3. How can you relate yourself to those who are in the video?
The only thing that I can relate to myself in the video is being mistreated, but not how
Haitians are mistreated, as seen in the video. I experienced mistreatment in my life five
(5) years ago when I was just thirteen (13) years old when I was working in my auntie's
house. I'm working with my auntie because I want to accumulate money to have an
allowance for the next school year. Since I'm a worker for my auntie, there was a time
that I could hear a word that was rude and belittling which hurt my feelings.

4. If you were in their shoes, what would you do? If you are present or near the situation,
what do you think you can do as a person?

Being in that kind of situation is hard to imagine; just thinking that I'm one of those
Haitian people who abuse and exploit by the Vinci family and hated by the Dominican
people is frightening me to the core of my body.
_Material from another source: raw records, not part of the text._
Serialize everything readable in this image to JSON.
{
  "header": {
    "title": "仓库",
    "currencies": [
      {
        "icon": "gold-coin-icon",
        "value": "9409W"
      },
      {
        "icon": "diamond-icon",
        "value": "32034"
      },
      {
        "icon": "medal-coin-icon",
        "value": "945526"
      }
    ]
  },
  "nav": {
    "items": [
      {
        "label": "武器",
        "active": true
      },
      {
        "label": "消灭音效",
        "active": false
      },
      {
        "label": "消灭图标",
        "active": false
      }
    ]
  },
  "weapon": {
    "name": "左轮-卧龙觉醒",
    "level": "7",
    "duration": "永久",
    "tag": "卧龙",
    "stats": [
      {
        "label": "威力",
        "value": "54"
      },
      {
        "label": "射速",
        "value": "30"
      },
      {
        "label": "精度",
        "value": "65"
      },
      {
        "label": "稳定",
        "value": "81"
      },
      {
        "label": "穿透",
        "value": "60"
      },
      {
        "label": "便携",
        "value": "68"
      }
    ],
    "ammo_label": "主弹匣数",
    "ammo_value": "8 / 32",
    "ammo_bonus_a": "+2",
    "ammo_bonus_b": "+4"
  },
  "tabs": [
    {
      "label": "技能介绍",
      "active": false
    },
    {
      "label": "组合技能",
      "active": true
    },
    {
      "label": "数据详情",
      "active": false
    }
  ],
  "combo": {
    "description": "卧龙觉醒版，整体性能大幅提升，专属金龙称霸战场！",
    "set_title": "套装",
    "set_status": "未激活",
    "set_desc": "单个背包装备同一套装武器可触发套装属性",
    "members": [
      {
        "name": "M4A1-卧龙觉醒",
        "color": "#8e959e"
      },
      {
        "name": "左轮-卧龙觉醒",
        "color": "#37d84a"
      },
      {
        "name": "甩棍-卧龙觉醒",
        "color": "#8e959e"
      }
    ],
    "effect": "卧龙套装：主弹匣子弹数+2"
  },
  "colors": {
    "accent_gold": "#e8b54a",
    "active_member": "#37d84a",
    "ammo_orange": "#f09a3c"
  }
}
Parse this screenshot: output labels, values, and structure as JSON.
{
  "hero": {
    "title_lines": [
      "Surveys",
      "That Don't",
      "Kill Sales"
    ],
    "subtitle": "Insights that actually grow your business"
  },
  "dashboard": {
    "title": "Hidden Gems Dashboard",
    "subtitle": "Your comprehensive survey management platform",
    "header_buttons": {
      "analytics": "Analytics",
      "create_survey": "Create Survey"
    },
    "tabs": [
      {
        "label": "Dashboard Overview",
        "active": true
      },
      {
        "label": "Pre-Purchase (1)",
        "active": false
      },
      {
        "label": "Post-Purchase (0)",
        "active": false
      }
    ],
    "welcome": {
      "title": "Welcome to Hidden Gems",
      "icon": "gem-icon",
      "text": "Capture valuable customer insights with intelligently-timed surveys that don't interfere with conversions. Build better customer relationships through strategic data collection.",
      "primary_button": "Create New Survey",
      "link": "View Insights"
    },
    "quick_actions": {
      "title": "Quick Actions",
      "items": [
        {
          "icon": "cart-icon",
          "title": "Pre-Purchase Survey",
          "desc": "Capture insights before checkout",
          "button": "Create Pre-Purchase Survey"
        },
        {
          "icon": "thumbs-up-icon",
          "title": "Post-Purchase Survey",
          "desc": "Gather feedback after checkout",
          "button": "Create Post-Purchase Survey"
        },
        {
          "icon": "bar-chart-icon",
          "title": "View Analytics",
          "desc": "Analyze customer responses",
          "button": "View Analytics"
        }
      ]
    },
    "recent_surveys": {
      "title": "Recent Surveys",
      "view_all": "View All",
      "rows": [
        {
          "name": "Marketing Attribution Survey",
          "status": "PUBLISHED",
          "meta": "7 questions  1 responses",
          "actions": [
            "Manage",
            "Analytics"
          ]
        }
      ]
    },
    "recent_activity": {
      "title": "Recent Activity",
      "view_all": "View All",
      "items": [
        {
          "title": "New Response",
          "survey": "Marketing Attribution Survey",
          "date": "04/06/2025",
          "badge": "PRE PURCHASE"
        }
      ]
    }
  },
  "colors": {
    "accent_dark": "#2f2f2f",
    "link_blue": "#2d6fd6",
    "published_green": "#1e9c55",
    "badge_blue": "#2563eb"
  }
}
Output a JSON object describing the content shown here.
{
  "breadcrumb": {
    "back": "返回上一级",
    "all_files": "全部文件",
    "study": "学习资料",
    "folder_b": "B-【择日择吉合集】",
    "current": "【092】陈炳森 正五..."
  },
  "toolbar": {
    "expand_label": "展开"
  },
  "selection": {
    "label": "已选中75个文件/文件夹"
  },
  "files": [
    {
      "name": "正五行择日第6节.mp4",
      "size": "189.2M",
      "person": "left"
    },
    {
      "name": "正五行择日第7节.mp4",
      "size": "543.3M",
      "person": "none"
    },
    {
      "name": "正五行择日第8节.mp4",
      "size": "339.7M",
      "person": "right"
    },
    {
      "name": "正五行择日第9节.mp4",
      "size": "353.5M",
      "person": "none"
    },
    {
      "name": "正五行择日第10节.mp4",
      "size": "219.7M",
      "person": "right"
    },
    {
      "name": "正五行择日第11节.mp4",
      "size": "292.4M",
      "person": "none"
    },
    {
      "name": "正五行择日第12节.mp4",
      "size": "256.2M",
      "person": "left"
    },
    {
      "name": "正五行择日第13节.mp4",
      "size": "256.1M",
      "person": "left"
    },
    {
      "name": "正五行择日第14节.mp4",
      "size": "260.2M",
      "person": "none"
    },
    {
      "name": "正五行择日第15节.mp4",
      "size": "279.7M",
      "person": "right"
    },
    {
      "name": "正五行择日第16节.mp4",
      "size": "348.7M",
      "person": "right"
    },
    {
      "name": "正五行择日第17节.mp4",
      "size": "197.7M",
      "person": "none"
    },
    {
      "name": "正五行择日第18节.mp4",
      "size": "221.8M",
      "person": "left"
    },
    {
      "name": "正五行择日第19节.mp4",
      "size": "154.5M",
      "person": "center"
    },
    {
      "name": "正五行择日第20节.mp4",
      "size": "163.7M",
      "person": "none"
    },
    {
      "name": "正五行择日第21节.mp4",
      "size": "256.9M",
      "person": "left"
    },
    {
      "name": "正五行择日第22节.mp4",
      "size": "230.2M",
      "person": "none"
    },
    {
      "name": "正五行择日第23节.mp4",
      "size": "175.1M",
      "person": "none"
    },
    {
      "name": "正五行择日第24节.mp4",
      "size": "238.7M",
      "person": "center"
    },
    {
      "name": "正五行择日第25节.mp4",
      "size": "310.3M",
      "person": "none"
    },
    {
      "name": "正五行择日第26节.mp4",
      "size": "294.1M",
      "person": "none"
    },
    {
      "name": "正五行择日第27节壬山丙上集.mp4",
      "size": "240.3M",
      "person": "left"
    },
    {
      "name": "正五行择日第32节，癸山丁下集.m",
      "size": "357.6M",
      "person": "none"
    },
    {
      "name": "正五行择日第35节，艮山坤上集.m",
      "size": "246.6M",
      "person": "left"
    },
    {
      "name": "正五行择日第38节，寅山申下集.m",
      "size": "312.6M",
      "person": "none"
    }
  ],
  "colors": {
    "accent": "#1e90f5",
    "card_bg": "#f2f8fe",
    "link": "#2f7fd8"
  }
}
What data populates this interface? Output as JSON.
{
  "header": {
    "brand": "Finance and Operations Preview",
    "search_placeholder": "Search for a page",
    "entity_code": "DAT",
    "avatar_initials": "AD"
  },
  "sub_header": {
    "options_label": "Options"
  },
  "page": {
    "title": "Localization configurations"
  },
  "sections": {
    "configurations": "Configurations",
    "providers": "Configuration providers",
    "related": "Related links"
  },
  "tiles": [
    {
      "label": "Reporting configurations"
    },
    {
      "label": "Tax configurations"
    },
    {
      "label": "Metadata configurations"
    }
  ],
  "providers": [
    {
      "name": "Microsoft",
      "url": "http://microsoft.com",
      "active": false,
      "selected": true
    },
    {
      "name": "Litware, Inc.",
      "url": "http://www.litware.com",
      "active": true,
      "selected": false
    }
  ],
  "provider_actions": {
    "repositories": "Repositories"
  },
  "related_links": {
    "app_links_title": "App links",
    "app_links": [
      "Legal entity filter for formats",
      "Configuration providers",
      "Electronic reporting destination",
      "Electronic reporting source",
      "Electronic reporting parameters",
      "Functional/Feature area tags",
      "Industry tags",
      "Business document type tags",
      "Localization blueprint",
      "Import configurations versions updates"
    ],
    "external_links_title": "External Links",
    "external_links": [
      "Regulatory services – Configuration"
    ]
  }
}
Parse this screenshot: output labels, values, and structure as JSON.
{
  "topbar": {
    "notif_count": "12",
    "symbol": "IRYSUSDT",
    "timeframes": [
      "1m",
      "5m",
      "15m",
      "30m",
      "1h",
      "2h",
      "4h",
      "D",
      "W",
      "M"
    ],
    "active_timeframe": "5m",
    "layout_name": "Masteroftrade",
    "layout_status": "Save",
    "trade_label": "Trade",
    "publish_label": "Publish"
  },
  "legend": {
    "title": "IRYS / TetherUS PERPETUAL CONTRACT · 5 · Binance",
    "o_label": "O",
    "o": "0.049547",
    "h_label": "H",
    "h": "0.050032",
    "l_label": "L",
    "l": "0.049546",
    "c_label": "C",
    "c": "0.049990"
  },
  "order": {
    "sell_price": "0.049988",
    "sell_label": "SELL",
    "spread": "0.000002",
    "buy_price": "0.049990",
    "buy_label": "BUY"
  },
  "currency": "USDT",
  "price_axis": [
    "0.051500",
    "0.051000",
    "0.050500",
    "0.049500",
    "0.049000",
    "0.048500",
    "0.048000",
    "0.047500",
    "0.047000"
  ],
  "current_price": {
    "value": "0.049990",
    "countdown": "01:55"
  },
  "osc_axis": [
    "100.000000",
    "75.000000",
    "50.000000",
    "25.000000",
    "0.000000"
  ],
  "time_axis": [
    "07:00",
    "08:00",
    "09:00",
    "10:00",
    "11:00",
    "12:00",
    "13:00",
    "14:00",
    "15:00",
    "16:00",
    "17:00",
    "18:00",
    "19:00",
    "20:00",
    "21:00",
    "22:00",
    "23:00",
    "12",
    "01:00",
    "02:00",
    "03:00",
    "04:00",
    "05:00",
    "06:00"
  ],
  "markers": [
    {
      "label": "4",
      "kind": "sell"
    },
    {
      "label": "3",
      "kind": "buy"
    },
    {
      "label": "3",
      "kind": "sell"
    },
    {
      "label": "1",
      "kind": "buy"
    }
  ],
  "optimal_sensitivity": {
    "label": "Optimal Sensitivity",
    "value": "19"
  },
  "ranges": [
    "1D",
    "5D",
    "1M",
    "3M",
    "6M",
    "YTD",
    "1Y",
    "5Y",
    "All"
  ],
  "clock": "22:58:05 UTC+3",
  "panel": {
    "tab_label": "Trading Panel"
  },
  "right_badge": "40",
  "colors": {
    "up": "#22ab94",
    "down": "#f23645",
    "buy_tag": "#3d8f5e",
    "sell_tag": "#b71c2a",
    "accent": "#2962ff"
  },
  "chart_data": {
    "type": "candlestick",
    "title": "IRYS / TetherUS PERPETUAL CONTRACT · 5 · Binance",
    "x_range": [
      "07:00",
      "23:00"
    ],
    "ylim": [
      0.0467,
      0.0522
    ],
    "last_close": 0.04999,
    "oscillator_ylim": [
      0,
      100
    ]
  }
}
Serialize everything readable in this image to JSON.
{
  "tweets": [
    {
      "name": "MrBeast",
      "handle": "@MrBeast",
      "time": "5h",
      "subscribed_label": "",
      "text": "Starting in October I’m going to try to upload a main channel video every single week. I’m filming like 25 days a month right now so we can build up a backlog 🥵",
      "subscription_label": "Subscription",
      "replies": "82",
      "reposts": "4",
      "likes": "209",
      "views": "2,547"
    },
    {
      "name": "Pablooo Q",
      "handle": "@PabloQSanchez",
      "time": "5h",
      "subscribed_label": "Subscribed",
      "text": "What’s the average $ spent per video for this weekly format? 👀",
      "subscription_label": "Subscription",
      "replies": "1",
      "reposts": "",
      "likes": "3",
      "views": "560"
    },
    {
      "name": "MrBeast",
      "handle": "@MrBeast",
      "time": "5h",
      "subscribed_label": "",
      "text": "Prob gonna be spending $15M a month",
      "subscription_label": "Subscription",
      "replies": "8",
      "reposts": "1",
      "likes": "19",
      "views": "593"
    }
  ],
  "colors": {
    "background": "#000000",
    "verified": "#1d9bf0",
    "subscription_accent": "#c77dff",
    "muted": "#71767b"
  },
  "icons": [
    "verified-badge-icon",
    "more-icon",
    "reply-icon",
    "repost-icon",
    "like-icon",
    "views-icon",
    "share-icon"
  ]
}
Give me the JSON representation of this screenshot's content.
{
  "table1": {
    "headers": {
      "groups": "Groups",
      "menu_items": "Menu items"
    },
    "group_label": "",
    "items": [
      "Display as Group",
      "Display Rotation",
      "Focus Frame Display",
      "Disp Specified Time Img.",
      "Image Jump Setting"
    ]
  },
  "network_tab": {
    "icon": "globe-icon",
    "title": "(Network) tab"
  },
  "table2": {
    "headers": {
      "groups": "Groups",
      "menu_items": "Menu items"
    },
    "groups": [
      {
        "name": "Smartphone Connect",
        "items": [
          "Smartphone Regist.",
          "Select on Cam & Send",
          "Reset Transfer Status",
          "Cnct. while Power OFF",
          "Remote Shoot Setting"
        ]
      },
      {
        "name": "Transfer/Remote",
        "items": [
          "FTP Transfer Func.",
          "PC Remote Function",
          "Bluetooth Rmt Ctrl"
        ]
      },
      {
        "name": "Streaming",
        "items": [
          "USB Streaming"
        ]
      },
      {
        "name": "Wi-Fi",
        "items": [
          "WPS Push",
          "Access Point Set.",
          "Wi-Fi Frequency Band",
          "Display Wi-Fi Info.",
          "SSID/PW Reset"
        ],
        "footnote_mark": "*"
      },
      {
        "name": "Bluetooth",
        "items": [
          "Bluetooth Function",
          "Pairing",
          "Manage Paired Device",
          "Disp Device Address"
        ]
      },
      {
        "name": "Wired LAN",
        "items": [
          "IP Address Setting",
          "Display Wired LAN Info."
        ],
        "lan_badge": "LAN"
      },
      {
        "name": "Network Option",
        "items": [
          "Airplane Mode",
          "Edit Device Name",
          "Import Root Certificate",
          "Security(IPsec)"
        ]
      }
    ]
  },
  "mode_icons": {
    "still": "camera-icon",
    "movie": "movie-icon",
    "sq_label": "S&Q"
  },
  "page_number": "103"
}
If I'm present in that kind of situation,
to be honest, If Father Christopher Hartley didn't come, I think the only thing that I can
do is to pray and hope that nothing's terrible happened to me. If Father Hartley didn't
come and seen what kind of life and situation the Haitians had in the sugar cane
plantation, I don't think that we stand a chance against a powerful family and the
people who hate the Haitian race; since we are undocumented or illegimmigrantsant.